OptiDICE: Offline Policy Optimization via Stationary Distribution Correction Estimation

Primary LanguagePython

OptiDICE

This repository is the official implementation of OptiDICE: Offline Policy Optimization via Stationary Distribution Correction Estimation (presented at ICML 2021).

Installation Guide

Environment Variables

  • Insert the following commands in ~/.bashrc.
    export MUJOCO_PY_MJKEY_PATH=$HOME/.mujoco/mjkey.txt
    export MUJOCO_PY_MJPRO_PATH=$HOME/.mujoco/mjpro150/
    export LD_LIBRARY_PATH=$LD_LIBRARY_PATH:$HOME/.mujoco/mjpro150/bin
    

Mujoco

  1. Download MuJoCo.

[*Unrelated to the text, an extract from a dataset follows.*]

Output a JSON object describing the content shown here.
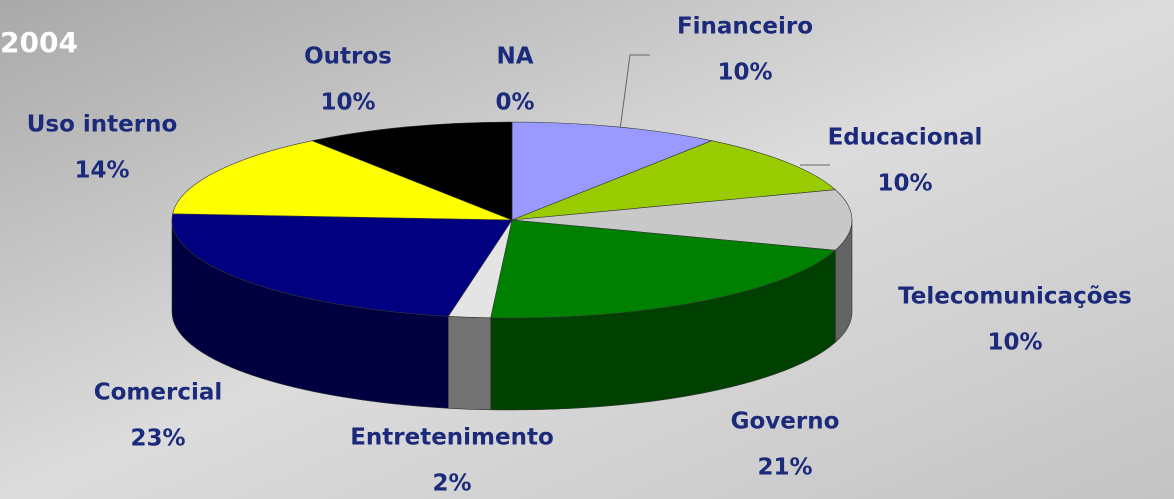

Save mjkey.txt to $HOME/.mujoco after the following commands:
    mkdir -p $HOME/.mujoco
    cd $HOME/.mujoco
    wget https://www.roboti.us/download/mjpro150_linux.zip
    unzip mjpro150_linux.zip
    rm mjpro150_linux.zip
    wget https://www.roboti.us/download/mujoco200_linux.zip
    unzip mujoco200_linux.zip
    rm mujoco200_linux.zip
    

Conda Environment

  1. Create conda environment and activate it:

    conda env create -f environment.yml
    conda activate optidice
    
  2. Install d4rl:

    pip install git+https://github.com/rail-berkeley/d4rl@master#egg=d4rl
    

How to Run

  1. Random MDP experiments:

    python finite_run.py
    
  2. D4RL Benchmarks

    python neural_dice_rl.py \
      --env_name=maze2d-umaze-v1 \
      --policy_extraction=iproj \
      --e_loss_type=mse \
      --alpha=0.001
    

Bibtex

If you use this code, please cite our paper:

@inproceedings{lee2021optidice,
  author    = {Jongmin Lee and Wonseok Jeon and Byung-Jun Lee and Joelle Pineau and Kee-Eung Kim},
  title     = {OptiDICE: Offline Policy Optimization via Stationary Distribution Correction Estimation},
  booktitle = {Proceedings of the 38th International Conference on Machine Learning (ICML)},
  year      = {2021}
}